Issaquah schools face a potential $10.5 million budget reduction this year and implementing it will force administrators into difficult decisions that will adversely affect the education of our children. It becomes personal when policy affects our kids.

While there are undoubtedly areas in any budget that can be eliminated in difficult times (aren’t we having to do it in our households?), education should not be the first place to start. Wouldn’t it be more practical to find areas in nonessential state government to look for the first cuts? Or, do our politicians manipulate our sympathies so that we will readily accept tax hikes?

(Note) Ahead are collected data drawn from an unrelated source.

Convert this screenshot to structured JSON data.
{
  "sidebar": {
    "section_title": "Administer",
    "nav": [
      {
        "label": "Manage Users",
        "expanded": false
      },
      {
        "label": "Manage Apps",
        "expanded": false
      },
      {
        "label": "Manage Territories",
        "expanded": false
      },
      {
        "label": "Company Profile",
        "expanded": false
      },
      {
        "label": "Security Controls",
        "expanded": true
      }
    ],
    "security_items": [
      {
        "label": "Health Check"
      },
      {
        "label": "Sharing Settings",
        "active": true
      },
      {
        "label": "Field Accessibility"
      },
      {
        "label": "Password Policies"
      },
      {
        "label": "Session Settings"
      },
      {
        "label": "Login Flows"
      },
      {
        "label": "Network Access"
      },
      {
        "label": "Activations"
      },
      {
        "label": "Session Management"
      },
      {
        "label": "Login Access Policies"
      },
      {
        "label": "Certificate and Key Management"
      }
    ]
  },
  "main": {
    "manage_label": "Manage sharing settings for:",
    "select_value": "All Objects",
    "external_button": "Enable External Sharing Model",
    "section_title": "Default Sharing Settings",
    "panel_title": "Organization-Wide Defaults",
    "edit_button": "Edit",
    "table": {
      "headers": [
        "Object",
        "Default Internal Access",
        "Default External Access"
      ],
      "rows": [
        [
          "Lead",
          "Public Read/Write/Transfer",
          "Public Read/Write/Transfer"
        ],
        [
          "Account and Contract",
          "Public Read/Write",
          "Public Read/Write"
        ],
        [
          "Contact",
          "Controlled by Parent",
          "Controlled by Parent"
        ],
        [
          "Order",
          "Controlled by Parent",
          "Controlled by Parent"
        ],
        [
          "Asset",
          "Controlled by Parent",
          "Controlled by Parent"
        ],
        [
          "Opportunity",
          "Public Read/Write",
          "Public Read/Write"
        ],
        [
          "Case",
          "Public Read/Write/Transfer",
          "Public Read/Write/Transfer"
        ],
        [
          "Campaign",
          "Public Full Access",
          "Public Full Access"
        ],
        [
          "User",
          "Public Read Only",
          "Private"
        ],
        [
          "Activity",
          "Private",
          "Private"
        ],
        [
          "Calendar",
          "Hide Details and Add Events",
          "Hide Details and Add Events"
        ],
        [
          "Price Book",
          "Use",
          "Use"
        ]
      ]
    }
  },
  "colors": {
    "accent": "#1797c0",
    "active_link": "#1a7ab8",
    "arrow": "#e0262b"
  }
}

With the proposed decrease in the state budget, in concert with the multimillion-dollar debt, isn’t it time for fiscal discipline? The obvious answer is yes! But the shortfall should not affect the education of Washington’s children and, as a result, our future. Perhaps reducing the size of political administrative staff, the arts and pet projects should come first.

Mark L. Bowers

Issaquah


Crosswalks

Road laws make everyone safer,   but especially pedestrians

My suggestions and presentation of the facts of the pedestrian law were based on my own experiences, from one walker to another in the hope of helping this writer to understand the dangers of ignoring the law and to make sure others did not get a wrong idea about how crosswalks work.

Again, the laws are not ignored to accommodate our comfort. They need to be followed for everyone’s safety, especially the pedestrian. I choose to respect the rules of the road, because they only work when obeyed.